Parse, Don't Validate (2019)

I think that is in fact validating in the sense that the article means it.

Here's validating a CSV in Python (which I'm using because it's a language that's, well, less excited about types than the author's choice of Haskell, to show that the principle still applies):

    def validate_data(filename):
        reader = csv.DictReader(open(filename))
        for row in reader:
            try:
                date = datetime.datetime.fromisoformat(row["date"])
            except ValueError:
                print("ERROR: Invalid date", row)
            if date < datetime.datetime(2021, 1, 1):
                print("ERROR: Last year's data", row))
            # etc.
        return errors

    def actually_work_with_data(filename):
        reader = csv.DictReader(open(filename))
        for row in reader:
            try:
                date = datetime.datetime.fromisoformat(row["date"])
            except ValueError:
                raise Exception("Wait, didn't you validate this already???")
            # etc.

Yes, it's a kind of silly example, but - the validation routine is already doing the work of getting the data into the form you want, and now you have some DRY problems. What happens if you start accepting additional time formats in validate_data but you forget to teach actually_work_with_data to do the same thing?

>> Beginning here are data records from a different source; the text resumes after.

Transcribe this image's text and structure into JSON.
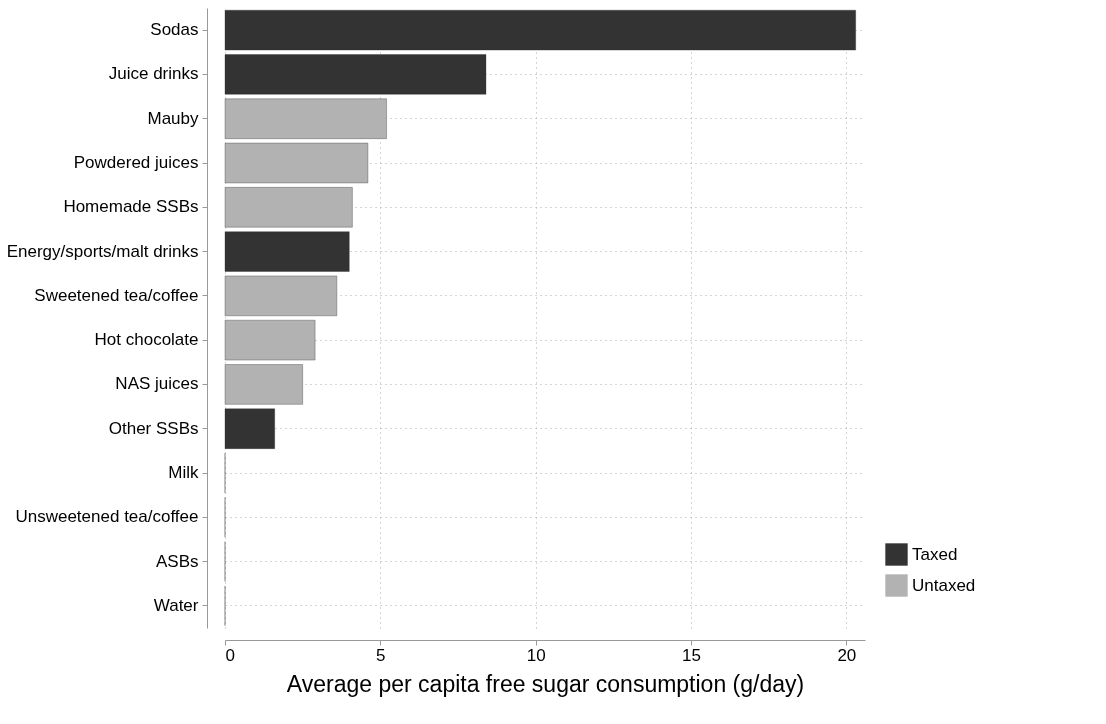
{
  "chart_data": {
    "type": "bar",
    "orientation": "horizontal",
    "xlabel": "Average per capita free sugar consumption (g/day)",
    "categories": [
      "Sodas",
      "Juice drinks",
      "Mauby",
      "Powdered juices",
      "Homemade SSBs",
      "Energy/sports/malt drinks",
      "Sweetened tea/coffee",
      "Hot chocolate",
      "NAS juices",
      "Other SSBs",
      "Milk",
      "Unsweetened tea/coffee",
      "ASBs",
      "Water"
    ],
    "series": [
      {
        "name": "Taxed",
        "color": "#333333",
        "values": [
          20.3,
          8.4,
          null,
          null,
          null,
          4.0,
          null,
          null,
          null,
          1.6,
          null,
          null,
          null,
          null
        ]
      },
      {
        "name": "Untaxed",
        "color": "#b2b2b2",
        "values": [
          null,
          null,
          5.2,
          4.6,
          4.1,
          null,
          3.6,
          2.9,
          2.5,
          null,
          0,
          0,
          0,
          0
        ]
      }
    ],
    "xlim": [
      0,
      20.6
    ],
    "xticks": [
      0,
      5,
      10,
      15,
      20
    ],
    "grid": true,
    "legend": "bottom right"
  }
}
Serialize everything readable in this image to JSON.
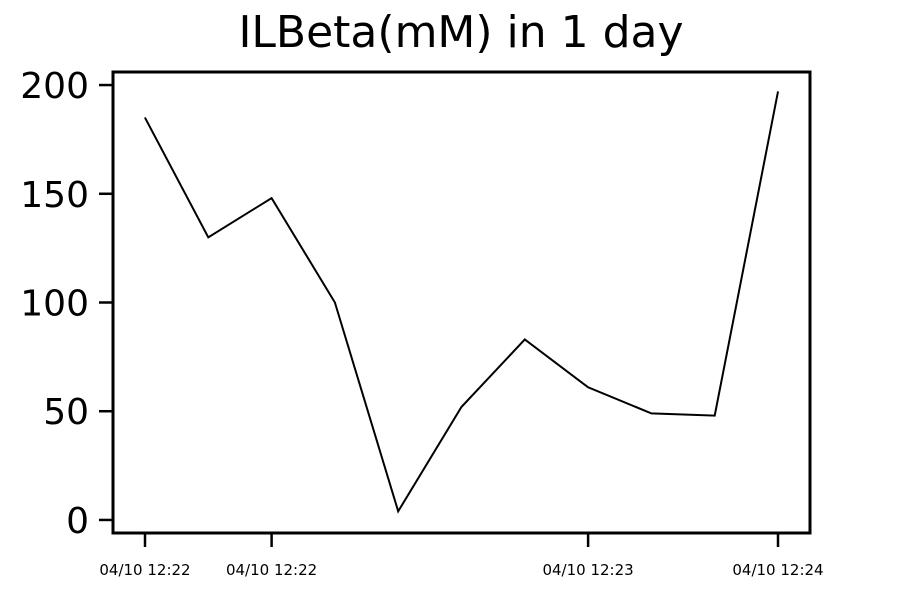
{
  "chart_data": {
    "type": "line",
    "title": "ILBeta(mM) in 1 day",
    "xlabel": "",
    "ylabel": "",
    "ylim": [
      -6,
      206
    ],
    "yticks": [
      0,
      50,
      100,
      150,
      200
    ],
    "x_tick_labels": [
      {
        "index": 0,
        "label": "04/10 12:22"
      },
      {
        "index": 2,
        "label": "04/10 12:22"
      },
      {
        "index": 7,
        "label": "04/10 12:23"
      },
      {
        "index": 10,
        "label": "04/10 12:24"
      }
    ],
    "series": [
      {
        "values": [
          185,
          130,
          148,
          100,
          4,
          52,
          83,
          61,
          49,
          48,
          197
        ]
      }
    ],
    "grid": false,
    "line_color": "#000000"
  }
}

The insight is that the work of reporting errors in the data is exactly the same as the work of getting non-erroneous data into a usable form. If a row of data doesn't have an error, that means it's usable; if you can't turn it into a directly usable format, that necessarily means it has some sort of error.

So what you want is a function that takes the data and does both of these at the same time, because it's actually just a single task.

In a language like Haskell or Rust, there's a built-in type for "either a result or an error", and the convention is to pass errors back as data. In a language like Python, there isn't a similar concept and the convention is to pass errors as exceptions. Since you want to accumulate all the errors, I'd probably just put them into a separate list:

    @attr.s # or @dataclasses.dataclass, whichever
    class Order:
        name: str
        date: datetime.datetime
        ...

    def parse(filename):
        data = []
        errors = []
        reader = csv.DictReader(open(filename))
        for row in reader:
            try:
                date = datetime.datetime.fromisoformat(row["date"])
            except ValueError:
                errors.append(("Invalid date", row))
                continue
            if date < datetime.datetime(2021, 1, 1):
                errors.append(("Last year's data", row))
                continue
            # etc.
            data.append(Order(name=row["name"], date=date, ...))
        return data, errors

And then all the logic of working with the data, whether to actually use it or to report errors, is in one place. Both your report of bad data and your actually_work_with_data function call the same routine. Your actual code doesn't have to parse fields in the CSV itself; that's already been done by what used to be the validation code. It gets a list of Order objects, and unlike a dictionary from DictReader, you know that an Order object is usable without further checks. (The author talks about "Use a data structure that makes illegal states unrepresentable" - this isn't quite doable in Python where you can generally put whatever you want in an object, but if you follow the discipline that only the parse() function generates new Order objects, then it's effectively true in practice.)

And if your file format changes, you make the change in one spot; you've kept the code DRY.